LUXEMBOURG, 10 Dec 2018:
The EU’s top court today ruled the UK can unilaterally revoke its divorce notice, raising the hopes of pro-Europeans ahead of a crucial vote in the British parliament on prime minister Theresa May’s divorce deal.
Just hours before British lawmakers were originally scheduled to vote on May’s deal, the Court of Justice said in an emergency judgement that London could revoke its Article 50 formal divorce notice with no penalty.
May’s government says the ruling means nothing because it has no intention of reversing its decision to leave the EU on March 29.
But critics of her deal say it provides options — either to delay Brexit and renegotiate terms of withdrawal, or cancel it altogether if British voters change their minds.
“The United Kingdom is free to revoke unilaterally the notification of its intention to withdraw from the EU,” the court said.
“Such a revocation, decided in accordance with its own national constitutional requirements, would have the effect that the United Kingdom remains in the EU under terms that are unchanged.”

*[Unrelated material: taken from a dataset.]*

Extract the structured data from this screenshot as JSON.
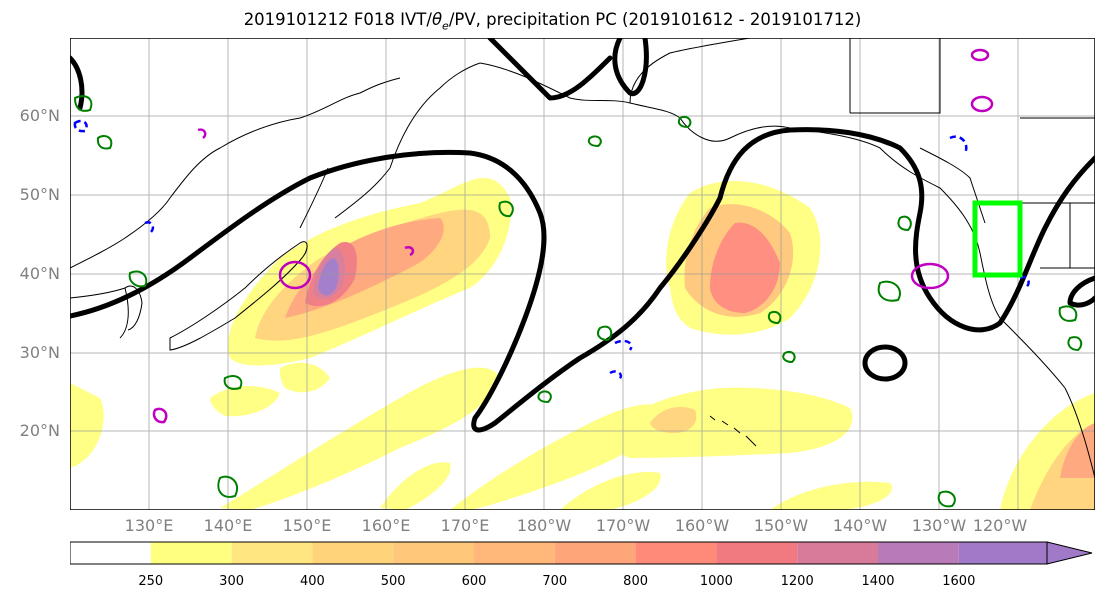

The future of Brexit remains deeply uncertain as dozens of members of parliament have publicly promised to vote down May’s divorce deal, a compromise that allowed the UK to exit while staying within the EU’s orbit.
Brexit is seen as Britain’s most significant decision since World War Two. Supporters say it frees Britain to trade more widely with the rest of the world; opponents fear it will divide the West as it grapples with the unconventional presidency of Donald Trump and growing assertiveness from Russia and China.
The ultimate Brexit outcome will shape Britain’s £2.2 trillion economy, have far reaching consequences for the unity of the UK and determine whether London can keep its place as one of the top two global financial centres.
In the 23 June 2016 referendum, 17.4 million voters, or 52%, backed Brexit while 16.1 million, or 48%, backed staying in the bloc.
Opponents of Brexit fear it will divide the West as it grapples with the unconventional presidency of Donald Trump and growing assertiveness from Russia and China.
Campaigners hoping to stop Brexit have been buoyed in recent weeks as May herself warned that if her deal was defeated then the UK could face either a no deal Brexit or no Brexit at all.
When asked about the ECJ’s ruling, Michael Gove, the most prominent Brexit campaigner in the British government, said the UK did not want to remain a member of the bloc it first joined in 1973.
“We don’t want to stay in the EU,” Gove, who serves as environment minister, told BBC radio.
“We voted very clearly. 17.4 million people sent a clear message that we wanted to leave the European Union and that also means leaving the jurisdiction of the European Court of Justice.
“So this case is all very well but it doesn’t alter either the referendum vote or the clear intention of the government to leave on March 29.”
British newspapers have reported that May could delay the Dec 11 vote on her deal and the Northern Irish party which props up her government has suggested she should dash to Brussels to clinch better terms. The EU says the agreement is the best it can offer and its substance cannot be changed.
May abruptly decided today to pull a parliamentary vote on her Brexit deal, throwing Britain’s plan to leave the EU up in the air on the eve of the vote, after repeated warnings from members of parliament she faced a rout.
Her apparent inability to win support for her agreement creates doubt over her own future. If she stays in power, she could seek to get a better deal from the EU at a summit on Dec 13-14, in the hope of putting it before parliament at a later date.
But her enemies were already pouncing on a fiasco.
“We don’t have a functioning government,” opposition Labour Party leader Jeremy Corbyn said. “The government has decided Theresa May’s Brexit deal is so disastrous that it has taken the desperate step of delaying its own vote at the eleventh hour.”
Three of the four living former British prime ministers – John Major, Tony Blair and Gordon Brown – have said a second referendum is the way to resolve the crisis.
Some senior EU officials have said Britain should be allowed to remain but could be asked to give up some of the special terms it has acquired over the past four decades, notably a hefty rebate on its payments to the bloc’s budget.